Much of the conversation around higher education appears to be implicitly reliant on some version of ‘the human as machine’ model. In an age of generative AI—if that is our guiding metaphor, higher education has no future. AI tools are faster, more reliable and more efficient at functioning as machines than human beings. This reductionist view of knowledge and knowing will make the human being obsolete in an era of AI tools. Instead, we have advocated a broader view of education in general and higher education in particular. Herein, we have shown why the move to abstract, universal truth claims and the concurrent erasure of the particularities of the human investigator no longer holds, even in its own terms.
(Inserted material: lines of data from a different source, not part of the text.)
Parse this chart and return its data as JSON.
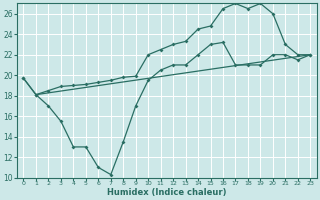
{
  "xlabel": "Humidex (Indice chaleur)",
  "xlim": [
    -0.5,
    23.5
  ],
  "ylim": [
    10,
    27
  ],
  "xticks": [
    0,
    1,
    2,
    3,
    4,
    5,
    6,
    7,
    8,
    9,
    10,
    11,
    12,
    13,
    14,
    15,
    16,
    17,
    18,
    19,
    20,
    21,
    22,
    23
  ],
  "yticks": [
    10,
    12,
    14,
    16,
    18,
    20,
    22,
    24,
    26
  ],
  "bg_color": "#cde8e8",
  "grid_color": "#ffffff",
  "line_color": "#2a6e63",
  "line1_x": [
    0,
    1,
    2,
    3,
    4,
    5,
    6,
    7,
    8,
    9,
    10,
    11,
    12,
    13,
    14,
    15,
    16,
    17,
    18,
    19,
    20,
    21,
    22,
    23
  ],
  "line1_y": [
    19.7,
    18.1,
    17.0,
    15.5,
    13.0,
    13.0,
    11.0,
    10.3,
    13.5,
    17.0,
    19.5,
    20.5,
    21.0,
    21.0,
    22.0,
    23.0,
    23.2,
    21.0,
    21.0,
    21.0,
    22.0,
    22.0,
    21.5,
    22.0
  ],
  "line2_x": [
    0,
    1,
    2,
    3,
    4,
    5,
    6,
    7,
    8,
    9,
    10,
    11,
    12,
    13,
    14,
    15,
    16,
    17,
    18,
    19,
    20,
    21,
    22,
    23
  ],
  "line2_y": [
    19.7,
    18.1,
    18.5,
    18.9,
    19.0,
    19.1,
    19.3,
    19.5,
    19.8,
    19.9,
    22.0,
    22.5,
    23.0,
    23.3,
    24.5,
    24.8,
    26.5,
    27.0,
    26.5,
    27.0,
    26.0,
    23.0,
    22.0,
    22.0
  ],
  "line3_x": [
    1,
    23
  ],
  "line3_y": [
    18.1,
    22.0
  ]
}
This erasure leads to naïve empiricism or the epistemic fallacy (Bhaskar, 1978)—what we experience and know about the world is conflated with the world itself. We easily forget that our concepts are contingent—singularities situated in culture and time and therefore always partial and fallible. Therefore we have argued that the invitation for higher education at this time is to make visible the deep value of the imaginative, intuitive and occasionally brilliant connections that can be made by any one person or team, grappling to understand a singularity at a particular time. We must foster these sensibilities in the next generation. We are deeply curious about the multiplicity of strategies and approaches that will arise in higher education as we do so in the next decade. We are committed to communicating with those involved in holistic approaches to engagement with knowledge such as the community who foster epistemic insight.